6 Email Security Best Practices for Today’s Businesses

It is almost the de-facto form of communication in a digital world. According to Radicati Group in March 2018 the estimated number of email accounts worldwide was at 3.8 billion and the number of consumer and business emails sent per day are at 281 million. This is a cyber-criminals playground and that is why email security is important. Here are some of the email security best practices to help in your business.

#1 – Use Secure SSL Servers for Email Communication

Secure Socket Layer (SSL) is an encryption technology that allows you to communicate with your email server using enhanced encryption security. It uses two separate “keys” to encrypt all email data – a public key and a private key, which only the recipient has access to. This means that in the unlikely event that an email is intercepted, it won’t be readable to the intercepting party without the private key.

#2 – Use Enterprise-Grade Spam Filtering

Here’s the thing about spam: it’s not just random ads. Sometimes, spam is malicious. You may find yourself on the wrong end of a phishing attack or accidentally downloading malicious software from someone trying to appear as a reputable company. This can happen to anyone. Enterprise-grade spam filtering can help prevent most of those emails from making it to your inbox in the first place, eliminating the risk.

#3 – Setup Internal Policies and Procedures

Policies and procedures mitigate errors by eliminating actions that put your business at risk. Tell your employees exactly what they should and should not do, and why, and you can work as a team to ensure email security. Here are a few questions for you to consider when establishing email policies and procedures:

  • Can employees combine personal and business email accounts?
  • Is there a right way to open attachments?
  • Are there any dangers to be aware of in forwarded emails?
  • What restrictions are there for sending and receiving emails from external contacts?

The final step is to ensure that every employee is familiar with these policies, and they know where to go to address any additional questions they may have.

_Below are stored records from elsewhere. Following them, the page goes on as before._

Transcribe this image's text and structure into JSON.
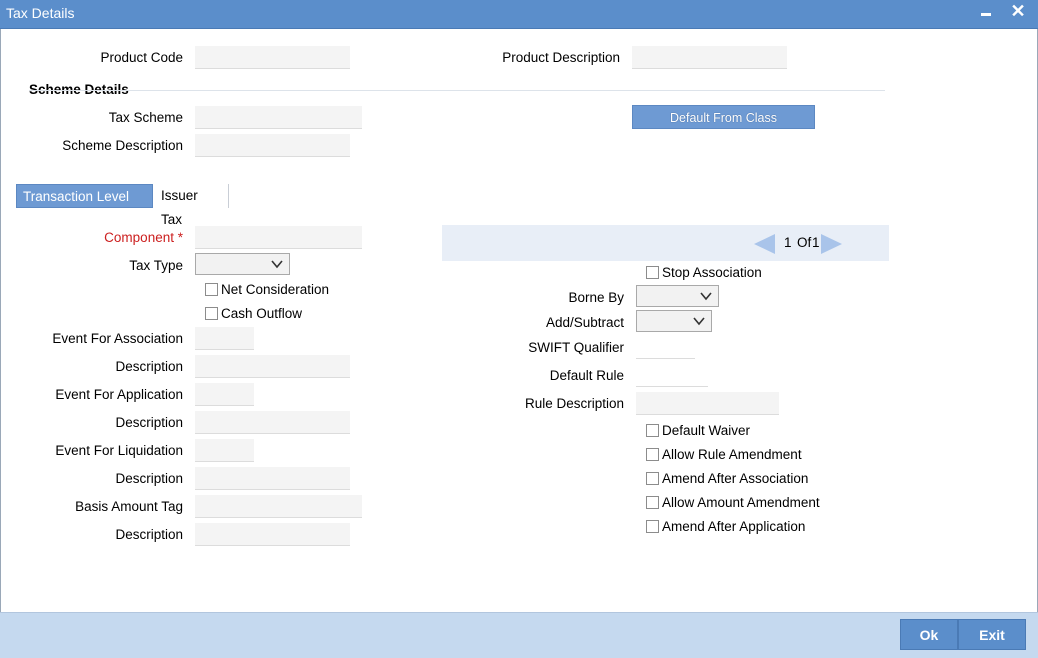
{
  "window": {
    "title": "Tax Details"
  },
  "product": {
    "code_label": "Product Code",
    "desc_label": "Product Description"
  },
  "scheme": {
    "section_title": "Scheme Details",
    "tax_scheme_label": "Tax Scheme",
    "scheme_desc_label": "Scheme Description",
    "default_button": "Default From Class"
  },
  "tabs": [
    {
      "label": "Transaction Level Tax"
    },
    {
      "label": "Issuer Tax"
    }
  ],
  "left": {
    "component_label": "Component",
    "required_mark": "*",
    "tax_type_label": "Tax Type",
    "net_consideration": "Net Consideration",
    "cash_outflow": "Cash Outflow",
    "event_assoc_label": "Event For Association",
    "desc1_label": "Description",
    "event_app_label": "Event For Application",
    "desc2_label": "Description",
    "event_liq_label": "Event For Liquidation",
    "desc3_label": "Description",
    "basis_amount_label": "Basis Amount Tag",
    "desc4_label": "Description"
  },
  "pager": {
    "current": "1",
    "of_text": "Of",
    "total": "1"
  },
  "right": {
    "stop_association": "Stop Association",
    "borne_by_label": "Borne By",
    "add_subtract_label": "Add/Subtract",
    "swift_label": "SWIFT Qualifier",
    "default_rule_label": "Default Rule",
    "rule_desc_label": "Rule Description",
    "checks": [
      "Default Waiver",
      "Allow Rule Amendment",
      "Amend After Association",
      "Allow Amount Amendment",
      "Amend After Application"
    ]
  },
  "footer": {
    "ok": "Ok",
    "exit": "Exit"
  },
  "colors": {
    "title_bar": "#5b8ecb",
    "footer": "#c5d9ef",
    "required": "#cc1f1f"
  },
  "icons": {
    "minimize": "minimize-icon",
    "close": "close-icon",
    "dropdown": "chevron-down-icon",
    "prev": "arrow-left-icon",
    "next": "arrow-right-icon"
  }
}
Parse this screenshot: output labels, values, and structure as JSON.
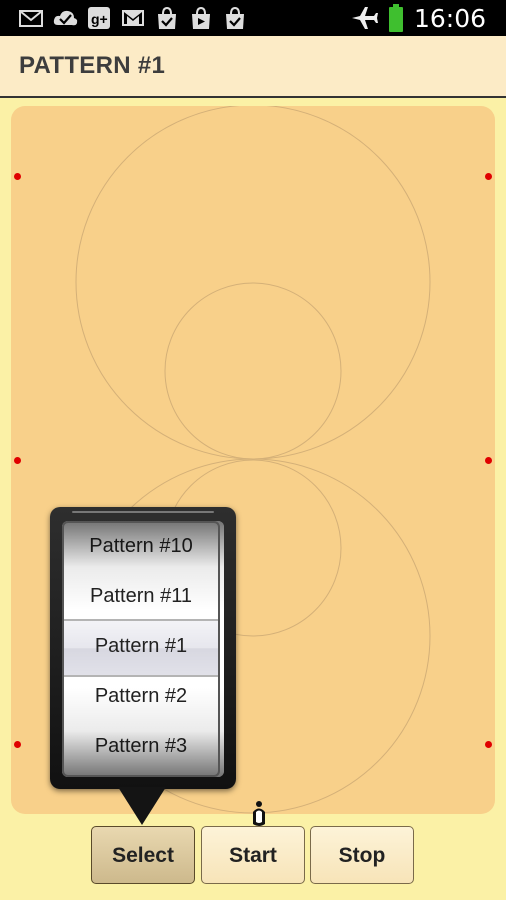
{
  "status_bar": {
    "time": "16:06",
    "notification_icons": [
      "mail-icon",
      "check-icon",
      "google-plus-icon",
      "gmail-icon",
      "store-icon",
      "play-store-icon",
      "store-icon"
    ],
    "right_icons": [
      "airplane-icon",
      "battery-icon"
    ],
    "battery_color": "#3fbf2f"
  },
  "action_bar": {
    "title": "PATTERN #1"
  },
  "picker": {
    "items": [
      "Pattern #10",
      "Pattern #11",
      "Pattern #1",
      "Pattern #2",
      "Pattern #3"
    ],
    "selected": "Pattern #1"
  },
  "buttons": {
    "select": "Select",
    "start": "Start",
    "stop": "Stop"
  },
  "colors": {
    "background": "#fbf1a6",
    "canvas": "#f8d08a",
    "action_bar": "#fcebc6",
    "marker": "#e00000"
  }
}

#4 – Close and Forward Accounts for Ex-Employees

Closing an account ensures that when employees leave your organisation, they no longer have access to their account and your business operations. Forwarding ensures the business they were handling becomes the responsibility of a current employee who’s capable of completing or delegating the continued communication.

#5 – Don’t Send Mass Emails with Outlook

Certain websites, like Constant Contact or Mail Chimp, are designed to send mass emails. If you use your personal Outlook account for mass emailing, your email address will likely be flagged as spam, which puts you at risk of being shut down by your email provider.

#6 – Password Protection

Of course, not all email security breaches happen over the Internet. It can be as simple as having someone steal an unprotected laptop. Require your employees using mobile devices to access company data to secure them with passwords. This will add a layer of protection, preventing immediate access to emails, contacts and other data.

Email Security Best Practices

As a business, it’s imperative that you keep your employees, clients and data safe from security threats. By creating and implementing a standard set of email security best practices, you can protect your company from undesirable attacks and potentially embarrassment.